PM sent to your inbox.


----------



## oregon (Oct 9, 2015)

I think its a good idea to engage with a local realtor. I'm trying keep the cost $50-100k, not sure if any suitable property is available in that range.


----------



## remmettn (Dec 26, 2005)

oregon said:


> 1. 2-5 Acres
> 2. Zoned for - Homestead activity and small cabin/cabin style house and barn.
> - Water availability for small scale gardening (fruit trees, vegetables etc)
> - 2-6 goats, 2-4 sheep, 1-2 horses, chickens, turkey and ducks.​3. Eligible for financing from a Bank.
> 4. Within 200 Mile radius from Portland, OR.


look at Packwood, Washington the area is nice.
:goodjob:


----------



## smidley (Jan 21, 2016)

ajthoma said:


> Kinda depends on how much you are looking to spend. We went looking last year. I wanted 2 - 5 acres and wanted an old mobile on it to tear down and build something smaller. Everything we looked at around Corvallis was $300K + and was was covered with restrictions to build 2000+ sq. ft. houses. Thought that maybe a "local" realtor might be the answer (not someone living in the big city who just showed us MLS stuff we could find on-line). Driving down the rural highway we found a realtor's sign. He knew someone who had wanted to sell a few years before but had taken it off the market.
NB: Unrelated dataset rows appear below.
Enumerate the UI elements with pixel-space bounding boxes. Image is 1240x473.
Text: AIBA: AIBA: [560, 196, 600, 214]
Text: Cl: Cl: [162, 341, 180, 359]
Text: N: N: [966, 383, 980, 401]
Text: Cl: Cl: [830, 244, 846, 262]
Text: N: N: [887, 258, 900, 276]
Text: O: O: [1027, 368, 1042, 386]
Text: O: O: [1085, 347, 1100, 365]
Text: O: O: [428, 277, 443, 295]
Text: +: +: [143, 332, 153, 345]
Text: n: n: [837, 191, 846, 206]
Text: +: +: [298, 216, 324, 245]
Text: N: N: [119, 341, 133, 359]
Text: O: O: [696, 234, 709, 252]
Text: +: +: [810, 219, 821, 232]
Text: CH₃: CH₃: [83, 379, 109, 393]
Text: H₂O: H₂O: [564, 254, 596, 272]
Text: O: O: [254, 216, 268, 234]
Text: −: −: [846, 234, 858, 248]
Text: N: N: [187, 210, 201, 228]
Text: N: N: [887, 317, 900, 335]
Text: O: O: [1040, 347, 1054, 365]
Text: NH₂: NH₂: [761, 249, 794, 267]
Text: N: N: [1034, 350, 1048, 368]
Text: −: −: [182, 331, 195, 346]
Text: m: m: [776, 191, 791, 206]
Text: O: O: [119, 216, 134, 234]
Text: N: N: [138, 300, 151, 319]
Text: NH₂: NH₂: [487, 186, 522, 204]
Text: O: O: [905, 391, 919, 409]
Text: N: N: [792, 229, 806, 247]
We got a deal on 25+ acres plus a partially completed house (it has a pond, spring and fruit trees galore). We spent just a tad more than we had anticipated for the 2 acres and the previous owners are around for us to ask advice. I would suggest going down the country roads and noting real estate agents from the area and asking them if they know of something that might be a deal/not listed at that time. Good luck.


I'm looking for something similar. Would you mind PMing me the contact info for the real estate agent you used?


----------